Всего-то и есть — беременная девчонка, и всё! А вот теперь ещё и имя надо отдать? И фамилию... И бежать?
От кого? Куда?
А Вилли тянул. То ли у него не получалось, то ли он чего-то опасался.
Когда они оставались одни, он тоскливо рассматривал Алёнушку и каждый раз спрашивал одно и то же:
— Ты хочешь родить нашу крошку?
Она кивала. Но его это как будто не утешало. Он снова спрашивал:
— Ты хочешь родить нашего сынка? Или дочурку?
— Почему ты не веришь мне? — спрашивала она, и произносила совсем взрослые слова. — А что мне остаётся?
— Если будет девочка, — сказал он ей в тот вечер, — назови Елизаветой, в честь моей бабушки, это она меня вырастила таким дураком. А если мальчик...
Вилли довольно долго молчал, сосредоточенно о чём-то думая, потом медленно, и вроде как не для Алёны даже, проговорил:
— А если мальчик, назови его Иоганн.
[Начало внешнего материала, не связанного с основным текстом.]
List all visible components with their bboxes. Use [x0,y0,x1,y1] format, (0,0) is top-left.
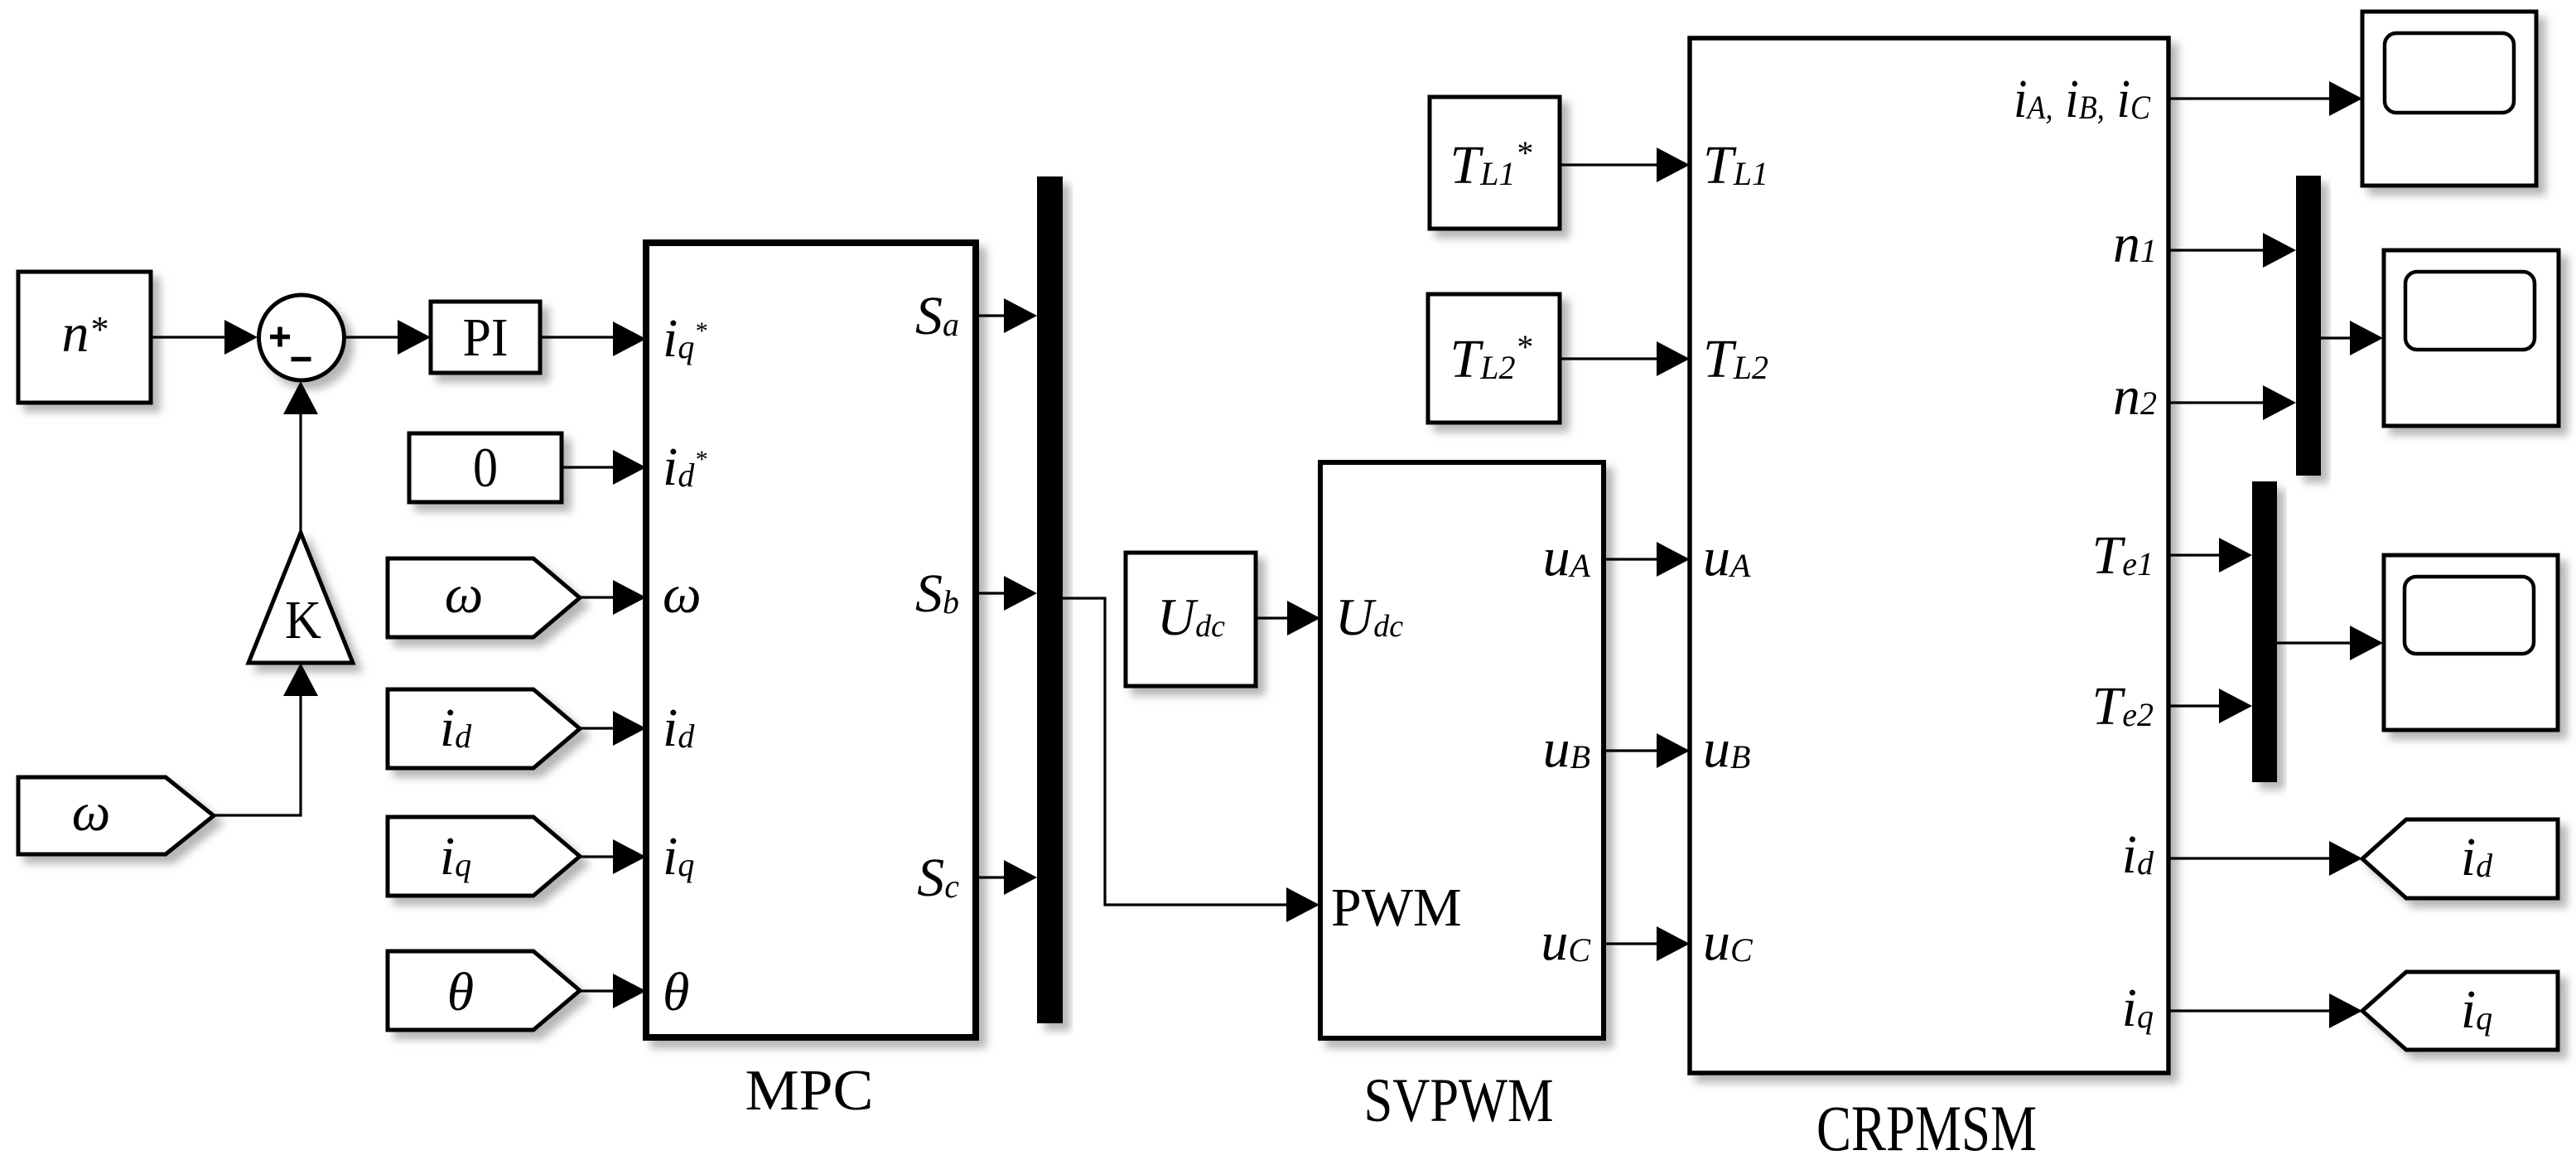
wire omega to MPC [580,580,646,615]
wire omega tag to K (elbow up) [214,663,318,815]
wire mux2 to scope2 [2321,321,2383,355]
wire Te2 to mux3 [2168,689,2252,723]
svg-text:PI: PI [463,307,509,368]
svg-text:θ: θ [663,962,689,1022]
MPC block [646,243,976,1037]
wire n* to sum [151,320,258,355]
gain triangle K [248,533,353,663]
CRPMSM block [1690,38,2168,1073]
wire iABC to scope1 [2168,81,2362,116]
svg-text:0: 0 [473,436,498,499]
svg-text:θ: θ [447,962,474,1022]
PI block [431,302,540,373]
input tag omega (column) [388,558,580,637]
wire uB to CRPMSM [1604,733,1690,768]
wire theta to MPC [580,974,646,1008]
wire mux3 to scope3 [2277,626,2383,660]
wire Udc to SVPWM [1256,601,1320,636]
svg-text:PWM: PWM [1331,877,1462,938]
scope 3 [2384,555,2558,730]
wire sum to PI [345,320,431,355]
source block n* [18,272,151,403]
SVPWM block [1320,462,1604,1038]
wire Sc to mux [976,860,1037,895]
wire PI to MPC iq* [540,321,646,356]
wire iq to MPC [580,839,646,874]
svg-text:K: K [285,590,321,650]
wire uC to CRPMSM [1604,926,1690,961]
wire iq to out tag [2168,993,2362,1028]
wire n2 to mux2 [2168,385,2296,420]
svg-text:SVPWM: SVPWM [1364,1066,1554,1135]
wire Sa to mux [976,298,1037,333]
wire K to sum (up) [283,381,318,533]
wire Te1 to mux3 [2168,538,2252,573]
wire uA to CRPMSM [1604,542,1690,577]
svg-text:ω: ω [663,564,702,625]
input tag theta [388,951,580,1030]
input tag iq [388,817,580,896]
svg-text:ω: ω [445,564,484,625]
mux bar 3 [2252,481,2277,782]
wire TL2* to CRPMSM [1560,341,1690,376]
output tag id [2362,819,2558,898]
svg-text:CRPMSM: CRPMSM [1816,1092,2037,1160]
constant block TL2* [1428,294,1560,423]
constant block 0 [409,433,562,502]
constant block TL1* [1430,97,1560,229]
wire 0 to MPC id* [562,450,646,485]
wire id to MPC [580,711,646,746]
mux bar 1 [1037,176,1063,1023]
wire mux to PWM (elbow) [1063,598,1319,922]
scope 1 [2362,12,2536,186]
wire Sb to mux [976,576,1037,611]
input tag omega (bottom left) [18,777,214,854]
svg-text:MPC: MPC [745,1059,874,1123]
scope 2 [2384,250,2559,426]
constant block Udc [1126,553,1256,686]
wire id to out tag [2168,841,2362,876]
output tag iq [2362,972,2558,1050]
input tag id [388,689,580,768]
mux bar 2 [2296,176,2321,476]
wire n1 to mux2 [2168,233,2296,268]
wire TL1* to CRPMSM [1560,147,1690,182]
sum junction [259,295,345,380]
svg-text:ω: ω [72,782,111,843]
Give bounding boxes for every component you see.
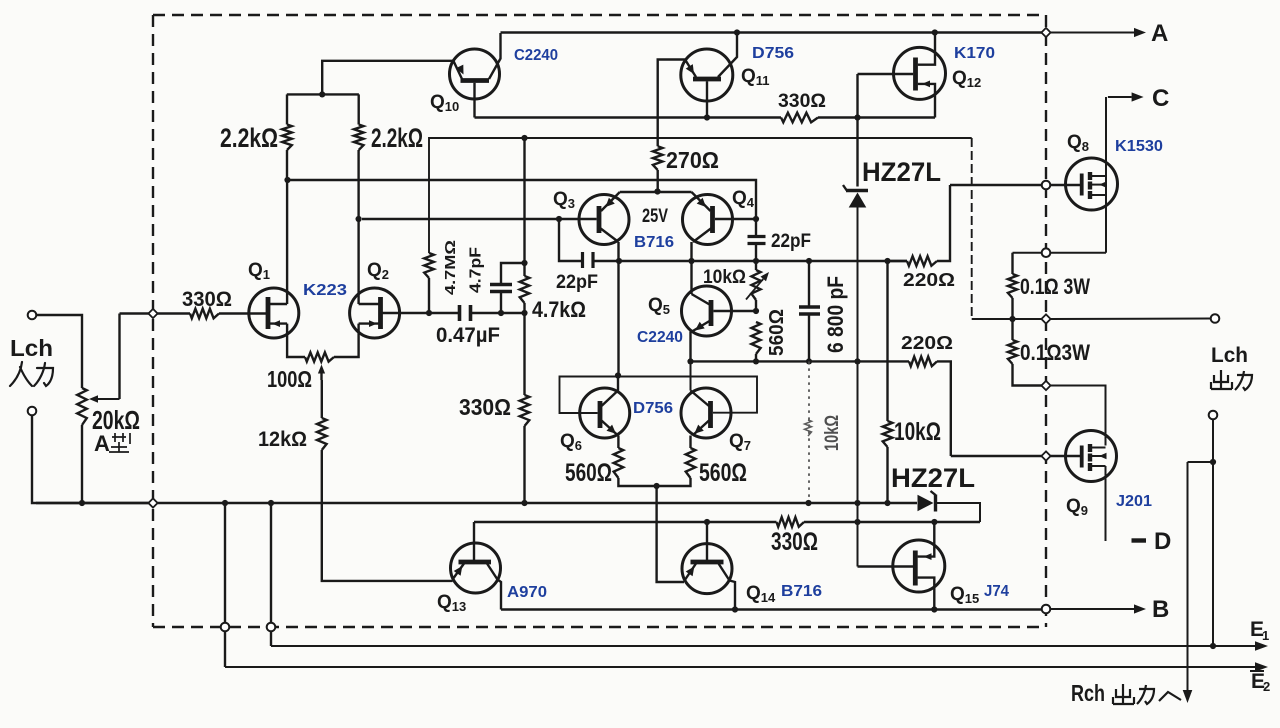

В честь Гёте... Ты знаешь такого поэта? — И не дождавшись её неуверенного кивка, прибавил совсем тихо, — Только Гёте может выхлопотать нам прощение у будущего...
Поняла ли она его? Вряд ли. Только подумала, что совсем не знает этого человека. И что он может оказаться совсем не похожим на всех других немцев, которых она страшится...
Однажды он сказал так, что сразу стал ей ближе, в один миг. И она опять пожалела его:
— Понимаешь, — сказал он, — я хочу, чтобы после меня кто-то остался. Сын или дочь. А то ведь — война. Раз — и всё кончено. И никого после тебя!..
Он смотрел на неё с какой-то грустной улыбкой, и эта улыбка, наверное, подтверждала, что он не верит в печальный исход. Вилли не раз объяснял Алёнушке, что война закончится так или иначе, и все, кто выживет, продолжат существовать. И солнце не зайдёт, и люди станут работать дальше, любить, рожать детей, виновных накажут, но невинных — большинство, и если ты никого не убил... Тут он умолкал, останавливался, и Алёнушка понимала так, что это относится к нему самому. И верила его словам. Хотела верить. Уговаривала себя поверить.
Она спросила его:
— Почему ты выбрал меня? Мало немок?
Вилли усмехнулся. Помолчав, сказал:
— Сделаю странное признание, хотя ты, наверное, не примешь его. В нём любое слово противоречит другому слову. Первое: я должен поторопиться. У меня нет времени. Второе. Мне стыдно, что я здесь. Лежал бы в окопах — было бы легче. Третье. Я увидел тебя возле мёртвой матери. Это плохо для солдата, но мне стало жалко тебя. И себя.
Опять невесело усмехнулся:
— Да ты ведь всё это знаешь...
Вилли тянул несколько недель, живот Алёнушки стал округляться. О чём-то он разговаривал с Дагмар, однако это происходило наверху, откуда так ни разу и не спустились её родители. Но Вилли туда поднимался, потом объяснял, что заносил продукты, и постепенно стало понятно, что дело не только в этом.
Все эти дни он что-то торопливо писал, рвал бумагу, снова писал, наконец, заклеил написанное в конверт. Получилось что-то пухлое, этакий бумажный брикет.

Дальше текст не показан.